The Geneva Peace Week Digital Series: A Leap of Faith
The Leap of Faith Geneva Peace Week digital series contribution comprises two sets of digital outputs drawn from our two ongoing projects:
The Generating Respect Project is a three-year project led by the Centre for Applied Human Rights at the University of York, funded by the UK’s Economic and Social Research Council, and developed in close partnership with the humanitarian organization Geneva Call. The research examines how religious leaders influence the behaviours of State and non-State parties to armed conflicts and whether their religious interpretations (can) generate greater respect for humanitarian norms.
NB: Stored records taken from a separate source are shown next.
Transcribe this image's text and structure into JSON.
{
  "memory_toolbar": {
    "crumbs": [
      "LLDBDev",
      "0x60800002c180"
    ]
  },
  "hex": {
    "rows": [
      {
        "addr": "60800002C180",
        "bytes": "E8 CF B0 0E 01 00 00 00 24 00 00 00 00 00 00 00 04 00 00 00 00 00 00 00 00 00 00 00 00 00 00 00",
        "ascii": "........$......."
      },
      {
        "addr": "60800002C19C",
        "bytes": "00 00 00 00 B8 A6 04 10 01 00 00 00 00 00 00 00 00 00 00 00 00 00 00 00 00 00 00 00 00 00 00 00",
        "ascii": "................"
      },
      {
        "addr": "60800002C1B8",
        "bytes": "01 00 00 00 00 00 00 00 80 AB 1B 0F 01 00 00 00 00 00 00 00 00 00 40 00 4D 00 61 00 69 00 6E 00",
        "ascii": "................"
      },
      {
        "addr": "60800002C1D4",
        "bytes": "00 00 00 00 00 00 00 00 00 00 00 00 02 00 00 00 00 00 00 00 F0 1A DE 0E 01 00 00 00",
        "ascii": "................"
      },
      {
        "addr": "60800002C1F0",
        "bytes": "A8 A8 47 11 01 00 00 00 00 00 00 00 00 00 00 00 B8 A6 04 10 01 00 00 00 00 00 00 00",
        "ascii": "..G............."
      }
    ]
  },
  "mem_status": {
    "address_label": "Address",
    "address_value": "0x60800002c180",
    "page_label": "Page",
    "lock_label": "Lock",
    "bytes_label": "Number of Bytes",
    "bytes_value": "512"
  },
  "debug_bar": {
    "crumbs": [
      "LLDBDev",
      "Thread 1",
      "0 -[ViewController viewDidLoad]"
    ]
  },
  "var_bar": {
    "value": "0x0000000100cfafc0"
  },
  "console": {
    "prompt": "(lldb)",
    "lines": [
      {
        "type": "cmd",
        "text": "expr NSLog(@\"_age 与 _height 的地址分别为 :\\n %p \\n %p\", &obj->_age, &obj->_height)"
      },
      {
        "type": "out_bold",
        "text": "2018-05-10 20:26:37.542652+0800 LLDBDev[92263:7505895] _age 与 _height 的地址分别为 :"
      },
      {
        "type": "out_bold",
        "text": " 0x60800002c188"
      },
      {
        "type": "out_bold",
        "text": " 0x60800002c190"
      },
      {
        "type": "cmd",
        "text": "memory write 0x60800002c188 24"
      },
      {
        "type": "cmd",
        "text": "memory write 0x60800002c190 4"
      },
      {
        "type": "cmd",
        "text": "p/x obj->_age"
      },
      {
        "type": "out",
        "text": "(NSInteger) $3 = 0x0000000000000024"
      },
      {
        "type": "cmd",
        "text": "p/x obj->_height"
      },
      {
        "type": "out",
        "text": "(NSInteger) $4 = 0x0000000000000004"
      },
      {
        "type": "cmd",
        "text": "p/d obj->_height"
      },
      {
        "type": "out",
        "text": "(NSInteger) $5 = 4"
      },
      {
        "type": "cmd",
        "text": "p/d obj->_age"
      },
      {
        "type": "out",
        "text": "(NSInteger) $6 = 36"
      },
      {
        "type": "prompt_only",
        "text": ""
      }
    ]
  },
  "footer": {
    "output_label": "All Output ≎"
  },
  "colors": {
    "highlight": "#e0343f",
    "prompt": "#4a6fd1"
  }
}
Two of the digital outputs draw on data from fieldwork conducted by this project in Mali in August 2021. These outputs visually instantiate our aim as researchers, that of providing a bridge between the humanitarian sector and religious leaders by documenting the roles of the latter in times of armed conflict and harnessing the potential for norm-compliance generation through humanitarian engagement with them.
The Religious Actors in Official Peace Processes Project is undertaken by the United States Institute of Peace, Inclusive Peace, and the International Center for Religion and Diplomacy. It aims to provide evidence-based guidance to religious actors, their supporters, and mediation support actors on the effective roles religious actors can play in formal peacemaking efforts and the factors that affect the influence exerted by religious actors.
The Digital Story presents the personal experiences of religious actors in Colombia, Northern Ireland, and Yemen, profiling the individual religious actors and documenting how they have been involved in peacemaking efforts, particular concerns that have arisen from their involvement, and the results of their work.